Di level Asia Tenggara pun, Indonesia perlu mengatasi ketertinggalan. Oleh karena itu, pemerintah sebaiknya melakukan investasi yang serius karena biologi komputasi, baik yang bermain di level DNA maupun protein, menjadi salah satu prioritas riset nasional. Hibah-hibah penelitian yang kompetitif dan kerja sama dengan berbagai universitas dan lembaga riset mumpuni harus diakselerasi.
Terakhir, sinergi interdisipliner perlu menjadi kultur yang normal dan fleksibel karena kolaborasi dan berbagi ide memberikan kesempatan para peneliti untuk menghasilkan produk riset yang baru. Kapankah kita punya ambisi sains yang luar biasa?
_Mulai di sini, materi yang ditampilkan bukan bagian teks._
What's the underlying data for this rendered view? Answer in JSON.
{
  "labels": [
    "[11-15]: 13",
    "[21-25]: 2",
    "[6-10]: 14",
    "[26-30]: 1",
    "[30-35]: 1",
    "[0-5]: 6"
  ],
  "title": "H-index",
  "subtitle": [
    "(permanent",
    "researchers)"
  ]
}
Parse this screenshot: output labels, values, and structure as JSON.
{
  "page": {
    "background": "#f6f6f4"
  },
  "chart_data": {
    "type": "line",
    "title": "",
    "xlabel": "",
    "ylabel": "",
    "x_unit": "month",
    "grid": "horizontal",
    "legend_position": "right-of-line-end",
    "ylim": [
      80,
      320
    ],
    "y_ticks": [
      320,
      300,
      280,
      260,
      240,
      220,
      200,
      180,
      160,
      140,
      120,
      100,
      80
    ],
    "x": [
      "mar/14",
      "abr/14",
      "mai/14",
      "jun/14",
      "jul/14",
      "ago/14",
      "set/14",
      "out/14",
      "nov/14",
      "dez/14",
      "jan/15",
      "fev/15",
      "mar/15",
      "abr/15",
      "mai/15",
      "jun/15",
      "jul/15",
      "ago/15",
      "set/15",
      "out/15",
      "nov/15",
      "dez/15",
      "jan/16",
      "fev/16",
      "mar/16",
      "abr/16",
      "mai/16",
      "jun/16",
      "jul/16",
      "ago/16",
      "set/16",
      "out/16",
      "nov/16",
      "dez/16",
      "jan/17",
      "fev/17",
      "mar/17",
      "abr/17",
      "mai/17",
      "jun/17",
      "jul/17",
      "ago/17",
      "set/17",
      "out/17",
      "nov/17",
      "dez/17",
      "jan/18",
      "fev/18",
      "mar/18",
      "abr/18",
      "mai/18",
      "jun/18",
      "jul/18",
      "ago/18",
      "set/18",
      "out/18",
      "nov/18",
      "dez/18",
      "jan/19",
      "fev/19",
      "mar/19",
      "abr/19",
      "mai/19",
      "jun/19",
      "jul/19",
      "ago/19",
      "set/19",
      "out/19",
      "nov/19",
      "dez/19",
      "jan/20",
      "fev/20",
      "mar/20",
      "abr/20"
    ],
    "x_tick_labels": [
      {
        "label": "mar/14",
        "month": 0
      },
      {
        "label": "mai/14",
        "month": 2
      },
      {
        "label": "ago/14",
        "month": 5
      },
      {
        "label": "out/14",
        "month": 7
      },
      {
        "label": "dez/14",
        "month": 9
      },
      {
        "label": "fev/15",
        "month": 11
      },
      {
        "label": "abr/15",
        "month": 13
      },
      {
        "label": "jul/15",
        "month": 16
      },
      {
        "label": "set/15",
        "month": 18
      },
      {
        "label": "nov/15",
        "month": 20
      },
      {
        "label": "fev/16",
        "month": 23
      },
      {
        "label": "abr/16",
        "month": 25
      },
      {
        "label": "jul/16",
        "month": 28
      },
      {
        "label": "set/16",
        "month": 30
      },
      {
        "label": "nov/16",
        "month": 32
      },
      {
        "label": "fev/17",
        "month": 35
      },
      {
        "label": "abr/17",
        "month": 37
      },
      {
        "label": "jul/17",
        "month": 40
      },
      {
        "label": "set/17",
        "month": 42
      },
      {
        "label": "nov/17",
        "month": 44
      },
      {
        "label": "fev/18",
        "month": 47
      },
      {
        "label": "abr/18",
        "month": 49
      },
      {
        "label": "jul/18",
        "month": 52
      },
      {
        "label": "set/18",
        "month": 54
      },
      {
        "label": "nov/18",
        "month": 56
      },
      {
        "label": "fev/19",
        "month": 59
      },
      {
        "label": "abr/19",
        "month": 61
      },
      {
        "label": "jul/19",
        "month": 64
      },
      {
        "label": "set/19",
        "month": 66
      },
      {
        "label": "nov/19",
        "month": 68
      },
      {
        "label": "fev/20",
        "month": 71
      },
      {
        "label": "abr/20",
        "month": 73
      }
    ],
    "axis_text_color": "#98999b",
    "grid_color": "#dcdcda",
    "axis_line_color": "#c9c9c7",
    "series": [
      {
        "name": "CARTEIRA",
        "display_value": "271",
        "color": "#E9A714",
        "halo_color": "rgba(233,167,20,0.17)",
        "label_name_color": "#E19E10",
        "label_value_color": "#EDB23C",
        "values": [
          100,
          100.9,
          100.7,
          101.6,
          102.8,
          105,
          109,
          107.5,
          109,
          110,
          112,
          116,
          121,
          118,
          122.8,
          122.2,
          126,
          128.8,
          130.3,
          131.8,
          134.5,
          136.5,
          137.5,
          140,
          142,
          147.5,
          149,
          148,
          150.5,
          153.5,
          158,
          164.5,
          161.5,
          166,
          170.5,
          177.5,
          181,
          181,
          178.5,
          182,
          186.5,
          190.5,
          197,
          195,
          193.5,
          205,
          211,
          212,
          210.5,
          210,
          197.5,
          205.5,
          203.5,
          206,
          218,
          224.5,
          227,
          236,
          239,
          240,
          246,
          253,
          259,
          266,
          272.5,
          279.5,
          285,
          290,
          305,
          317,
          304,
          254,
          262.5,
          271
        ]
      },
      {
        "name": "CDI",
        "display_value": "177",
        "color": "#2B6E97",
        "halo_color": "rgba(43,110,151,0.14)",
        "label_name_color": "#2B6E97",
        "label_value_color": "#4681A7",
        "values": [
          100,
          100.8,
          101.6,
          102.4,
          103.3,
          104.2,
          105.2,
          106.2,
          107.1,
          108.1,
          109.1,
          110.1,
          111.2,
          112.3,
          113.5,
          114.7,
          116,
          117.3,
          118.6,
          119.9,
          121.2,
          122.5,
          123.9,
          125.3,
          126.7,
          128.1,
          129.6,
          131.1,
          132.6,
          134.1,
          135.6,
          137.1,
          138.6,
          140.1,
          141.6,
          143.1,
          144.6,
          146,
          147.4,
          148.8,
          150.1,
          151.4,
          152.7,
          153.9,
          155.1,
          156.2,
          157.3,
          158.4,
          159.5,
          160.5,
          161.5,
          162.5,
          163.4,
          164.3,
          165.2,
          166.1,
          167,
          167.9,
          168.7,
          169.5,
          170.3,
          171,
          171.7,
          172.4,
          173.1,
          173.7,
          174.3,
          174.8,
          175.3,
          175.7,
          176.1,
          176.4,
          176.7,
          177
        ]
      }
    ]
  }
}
Sangat kontekstual jika saat ini Kementerian Pendidikan Dasar dan Menengah (Kemendikdasmen) yang dipimpin oleh Abdul Mu’ti menginisiasi mata pelajaran pilihan coding untuk siswa sekolah dasar. Langkah itu merupakan upaya strategis untuk mempersiapkan generasi muda Indonesia menghadapi tantangan global yang semakin kompleks, terutama di era digital. Namun, untuk memastikan implementasi yang berhasil, infrastruktur pendidikan harus disiapkan dengan matang.
Pemerataan akses teknologi, pelatihan guru, dan penyediaan fasilitas penunjang menjadi kunci agar program itu inklusif dan dapat dinikmati oleh anak-anak di seluruh pelosok Indonesia, tanpa terkecuali.